Republican National Committee spokesperson Garrison Douglas derided the clean slate proposal as "felony-b-gone," saying it was further proof that Abrams is soft on crime. Republicans have already been attacking Abrams for being a board member of the Seattle-based Marguerite Casey Foundation, saying the group is in favor of defunding or abolishing the police.

Kemp, in turn, is under Democratic attack for taking $50,000 in campaign contributions from Daniel Defense, the Georgia-based company that made the rifle used in the Uvalde, Texas, school attack.

Abrams’ crime plan is the third in a series of aggressive moves aimed at turning the tables on issues Kemp has championed.

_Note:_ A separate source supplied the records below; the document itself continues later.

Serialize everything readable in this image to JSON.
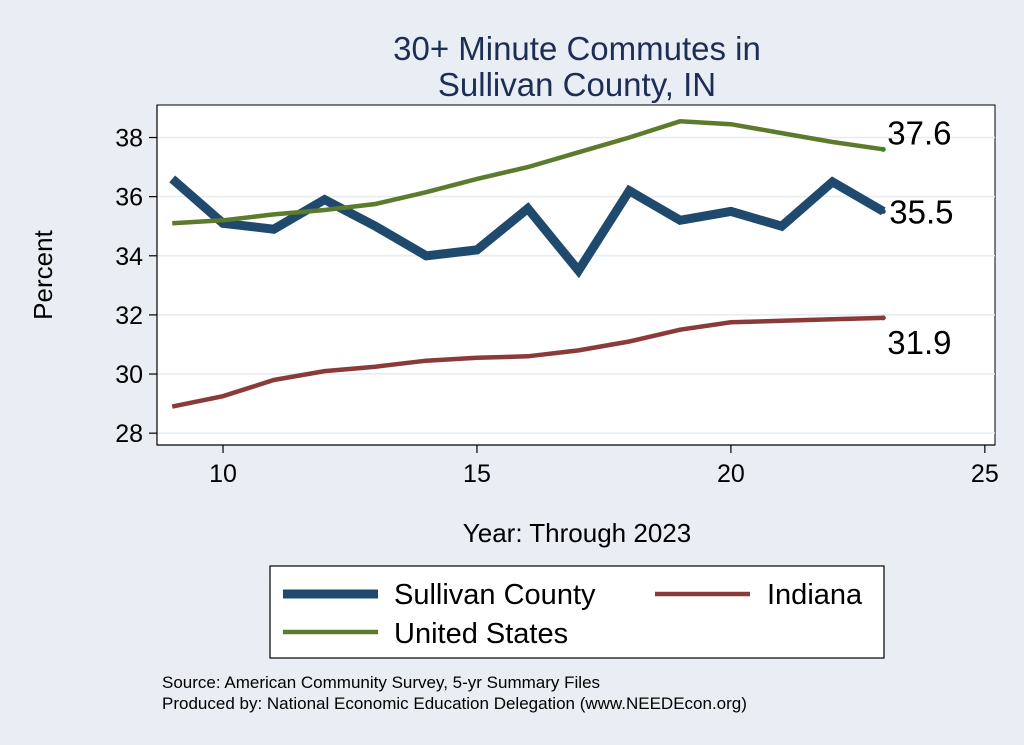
{
  "chart_data": {
    "type": "line",
    "title_lines": [
      "30+ Minute Commutes in",
      "Sullivan County, IN"
    ],
    "xlabel": "Year: Through 2023",
    "ylabel": "Percent",
    "xlim": [
      8.7,
      25.2
    ],
    "ylim": [
      27.6,
      39.1
    ],
    "x_ticks": [
      10,
      15,
      20,
      25
    ],
    "y_ticks": [
      28,
      30,
      32,
      34,
      36,
      38
    ],
    "grid": true,
    "legend_position": "bottom",
    "series": [
      {
        "name": "Sullivan County",
        "color": "#1f4a6e",
        "x": [
          9,
          10,
          11,
          12,
          13,
          14,
          15,
          16,
          17,
          18,
          19,
          20,
          21,
          22,
          23
        ],
        "values": [
          36.6,
          35.1,
          34.9,
          35.9,
          35.0,
          34.0,
          34.2,
          35.6,
          33.5,
          36.2,
          35.2,
          35.5,
          35.0,
          36.5,
          35.5
        ],
        "end_label": "35.5"
      },
      {
        "name": "Indiana",
        "color": "#8b3a3a",
        "x": [
          9,
          10,
          11,
          12,
          13,
          14,
          15,
          16,
          17,
          18,
          19,
          20,
          21,
          22,
          23
        ],
        "values": [
          28.9,
          29.25,
          29.8,
          30.1,
          30.25,
          30.45,
          30.55,
          30.6,
          30.8,
          31.1,
          31.5,
          31.75,
          31.8,
          31.85,
          31.9
        ],
        "end_label": "31.9"
      },
      {
        "name": "United States",
        "color": "#5d7b2c",
        "x": [
          9,
          10,
          11,
          12,
          13,
          14,
          15,
          16,
          17,
          18,
          19,
          20,
          21,
          22,
          23
        ],
        "values": [
          35.1,
          35.2,
          35.4,
          35.55,
          35.75,
          36.15,
          36.6,
          37.0,
          37.5,
          38.0,
          38.55,
          38.45,
          38.15,
          37.85,
          37.6
        ],
        "end_label": "37.6"
      }
    ],
    "legend_order": [
      "Sullivan County",
      "Indiana",
      "United States"
    ]
  },
  "source_lines": [
    "Source: American Community Survey, 5-yr Summary Files",
    "Produced by: National Economic Education Delegation (www.NEEDEcon.org)"
  ]
}
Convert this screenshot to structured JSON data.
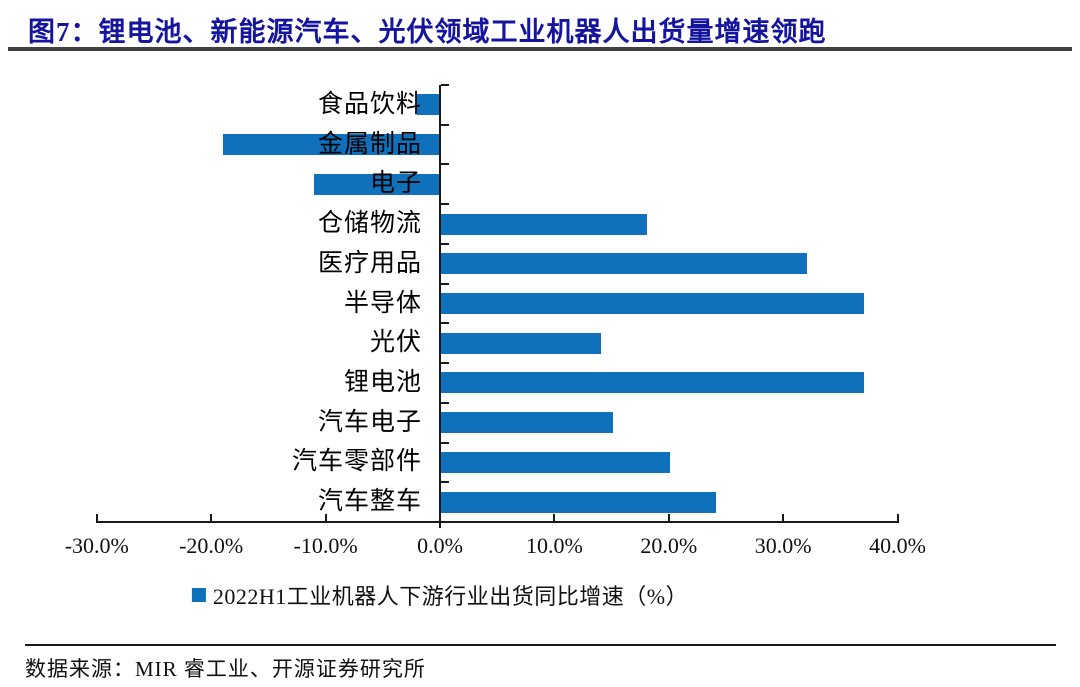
{
  "header": {
    "title": "图7：锂电池、新能源汽车、光伏领域工业机器人出货量增速领跑"
  },
  "chart_data": {
    "type": "bar",
    "orientation": "horizontal",
    "title": "图7：锂电池、新能源汽车、光伏领域工业机器人出货量增速领跑",
    "categories": [
      "食品饮料",
      "金属制品",
      "电子",
      "仓储物流",
      "医疗用品",
      "半导体",
      "光伏",
      "锂电池",
      "汽车电子",
      "汽车零部件",
      "汽车整车"
    ],
    "values": [
      -2,
      -19,
      -11,
      18,
      32,
      37,
      14,
      37,
      15,
      20,
      24
    ],
    "unit": "%",
    "series_name": "2022H1工业机器人下游行业出货同比增速（%）",
    "xlim": [
      -30,
      40
    ],
    "x_ticks": [
      -30,
      -20,
      -10,
      0,
      10,
      20,
      30,
      40
    ],
    "x_tick_labels": [
      "-30.0%",
      "-20.0%",
      "-10.0%",
      "0.0%",
      "10.0%",
      "20.0%",
      "30.0%",
      "40.0%"
    ],
    "grid": false,
    "legend_position": "bottom",
    "bar_color": "#0F71BC"
  },
  "legend": {
    "label": "2022H1工业机器人下游行业出货同比增速（%）",
    "marker": "square-icon",
    "color": "#0F71BC"
  },
  "footer": {
    "source": "数据来源：MIR 睿工业、开源证券研究所"
  },
  "colors": {
    "bar": "#0F71BC",
    "title": "#14149E",
    "axis": "#1a1a1a",
    "title_rule": "#3F3F3F"
  }
}
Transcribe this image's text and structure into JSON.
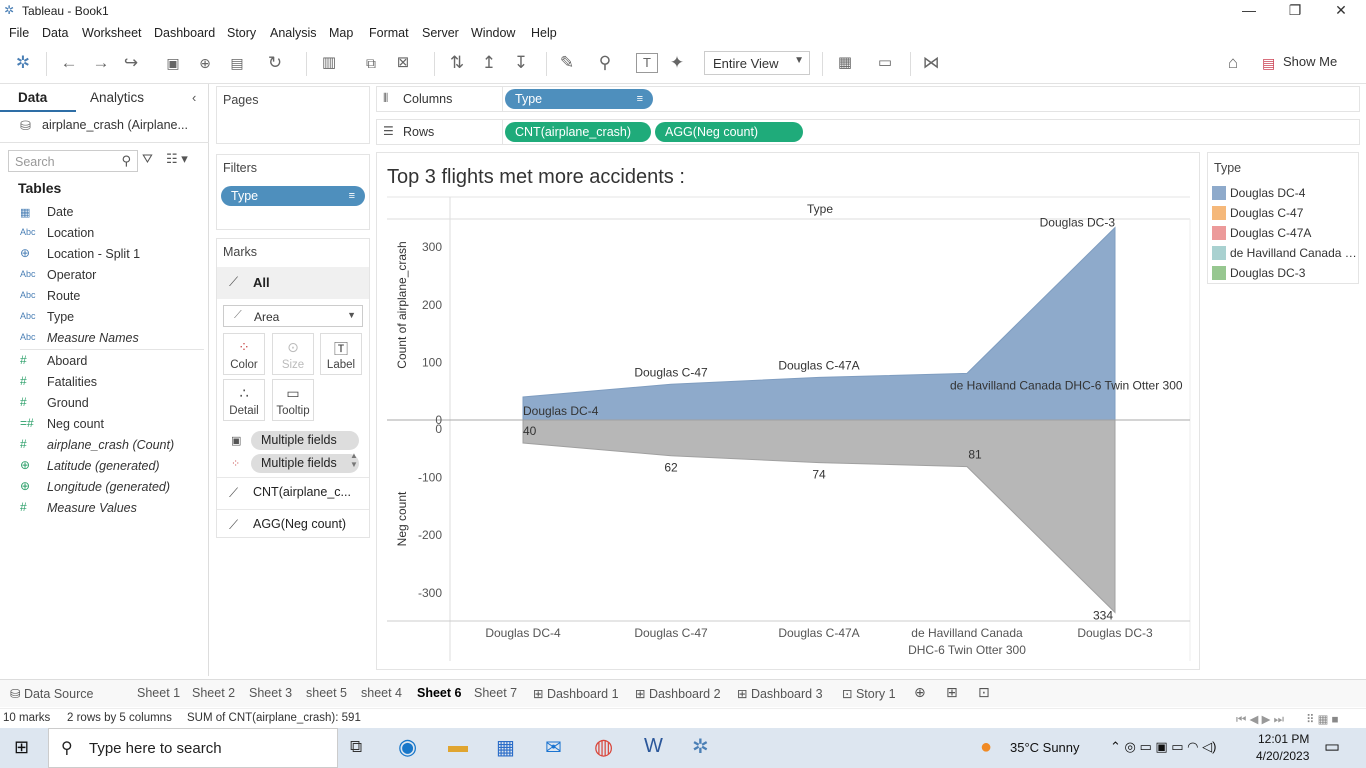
{
  "window": {
    "title": "Tableau - Book1"
  },
  "menu": [
    "File",
    "Data",
    "Worksheet",
    "Dashboard",
    "Story",
    "Analysis",
    "Map",
    "Format",
    "Server",
    "Window",
    "Help"
  ],
  "toolbar": {
    "fit_select": "Entire View",
    "show_me": "Show Me"
  },
  "data_pane": {
    "tab_data": "Data",
    "tab_analytics": "Analytics",
    "datasource": "airplane_crash (Airplane...",
    "search_placeholder": "Search",
    "tables_heading": "Tables",
    "fields": [
      {
        "icon": "calendar-icon",
        "type": "date",
        "name": "Date"
      },
      {
        "icon": "abc-icon",
        "type": "string",
        "name": "Location"
      },
      {
        "icon": "globe-icon",
        "type": "geo",
        "name": "Location - Split 1"
      },
      {
        "icon": "abc-icon",
        "type": "string",
        "name": "Operator"
      },
      {
        "icon": "abc-icon",
        "type": "string",
        "name": "Route"
      },
      {
        "icon": "abc-icon",
        "type": "string",
        "name": "Type"
      },
      {
        "icon": "abc-icon",
        "type": "string",
        "name": "Measure Names"
      },
      {
        "icon": "hash-icon",
        "type": "number",
        "name": "Aboard"
      },
      {
        "icon": "hash-icon",
        "type": "number",
        "name": "Fatalities"
      },
      {
        "icon": "hash-icon",
        "type": "number",
        "name": "Ground"
      },
      {
        "icon": "calc-hash-icon",
        "type": "number",
        "name": "Neg count"
      },
      {
        "icon": "hash-icon",
        "type": "number",
        "name": "airplane_crash (Count)"
      },
      {
        "icon": "globe-icon",
        "type": "geo",
        "name": "Latitude (generated)"
      },
      {
        "icon": "globe-icon",
        "type": "geo",
        "name": "Longitude (generated)"
      },
      {
        "icon": "hash-icon",
        "type": "number",
        "name": "Measure Values"
      }
    ]
  },
  "shelves": {
    "pages": "Pages",
    "filters": "Filters",
    "filter_pill": "Type",
    "columns_label": "Columns",
    "rows_label": "Rows",
    "columns_pill": "Type",
    "rows_pill_1": "CNT(airplane_crash)",
    "rows_pill_2": "AGG(Neg count)"
  },
  "marks": {
    "title": "Marks",
    "all": "All",
    "mark_type": "Area",
    "color": "Color",
    "size": "Size",
    "label": "Label",
    "detail": "Detail",
    "tooltip": "Tooltip",
    "multi_1": "Multiple fields",
    "multi_2": "Multiple fields",
    "sub_1": "CNT(airplane_c...",
    "sub_2": "AGG(Neg count)"
  },
  "legend": {
    "title": "Type",
    "items": [
      {
        "label": "Douglas DC-4",
        "color": "#8eaacb"
      },
      {
        "label": "Douglas C-47",
        "color": "#f5b87a"
      },
      {
        "label": "Douglas C-47A",
        "color": "#ec9a9a"
      },
      {
        "label": "de Havilland Canada DHC-6 Twin Otter 300",
        "color": "#a9d1d0"
      },
      {
        "label": "Douglas DC-3",
        "color": "#97c790"
      }
    ]
  },
  "chart_data": {
    "type": "area",
    "title": "Top 3 flights met more accidents :",
    "column_header": "Type",
    "categories": [
      "Douglas DC-4",
      "Douglas C-47",
      "Douglas C-47A",
      "de Havilland Canada DHC-6 Twin Otter 300",
      "Douglas DC-3"
    ],
    "category_labels_axis": [
      [
        "Douglas DC-4"
      ],
      [
        "Douglas C-47"
      ],
      [
        "Douglas C-47A"
      ],
      [
        "de Havilland Canada",
        "DHC-6 Twin Otter 300"
      ],
      [
        "Douglas DC-3"
      ]
    ],
    "top": {
      "ylabel": "Count of airplane_crash",
      "values": [
        40,
        62,
        74,
        81,
        334
      ],
      "ylim": [
        0,
        334
      ],
      "ticks": [
        0,
        100,
        200,
        300
      ],
      "color": "#8eaacb",
      "point_labels": [
        "Douglas DC-4",
        "Douglas C-47",
        "Douglas C-47A",
        "de Havilland Canada DHC-6 Twin Otter 300",
        "Douglas DC-3"
      ]
    },
    "bottom": {
      "ylabel": "Neg count",
      "values": [
        -40,
        -62,
        -74,
        -81,
        -334
      ],
      "ylim": [
        -334,
        0
      ],
      "ticks": [
        0,
        -100,
        -200,
        -300
      ],
      "color": "#b7b7b7",
      "point_labels": [
        "40",
        "62",
        "74",
        "81",
        "334"
      ]
    }
  },
  "sheet_tabs": [
    "Data Source",
    "Sheet 1",
    "Sheet 2",
    "Sheet 3",
    "sheet 5",
    "sheet 4",
    "Sheet 6",
    "Sheet 7",
    "Dashboard 1",
    "Dashboard 2",
    "Dashboard 3",
    "Story 1"
  ],
  "active_tab": "Sheet 6",
  "status": {
    "marks": "10 marks",
    "dims": "2 rows by 5 columns",
    "sum": "SUM of CNT(airplane_crash): 591"
  },
  "taskbar": {
    "search": "Type here to search",
    "weather": "35°C  Sunny",
    "time": "12:01 PM",
    "date": "4/20/2023"
  }
}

After Kemp extended a temporary gas tax holiday into July, Abrams called on Kemp to extend it for the rest of the year. Kemp delivered on a signature $5,000 pay raise for teachers; Abrams responded by calling for an additional $11,000 average raise for teachers.

The question, Bullock said, is whether guns and other social issues will motivate voters in a campaign where Republicans will likely focus on the economy, with Kemp taking credit for economic development projects while the GOP hammers Democrats over inflation.

Because Kemp is now an incumbent in his electoral rematch with Abrams, "she arguably has a more challenging task this time than she did four years ago," Bullock said. "So she’s got to try to neutralize with issues that might overcome the economic message the governor’s going to be pushing."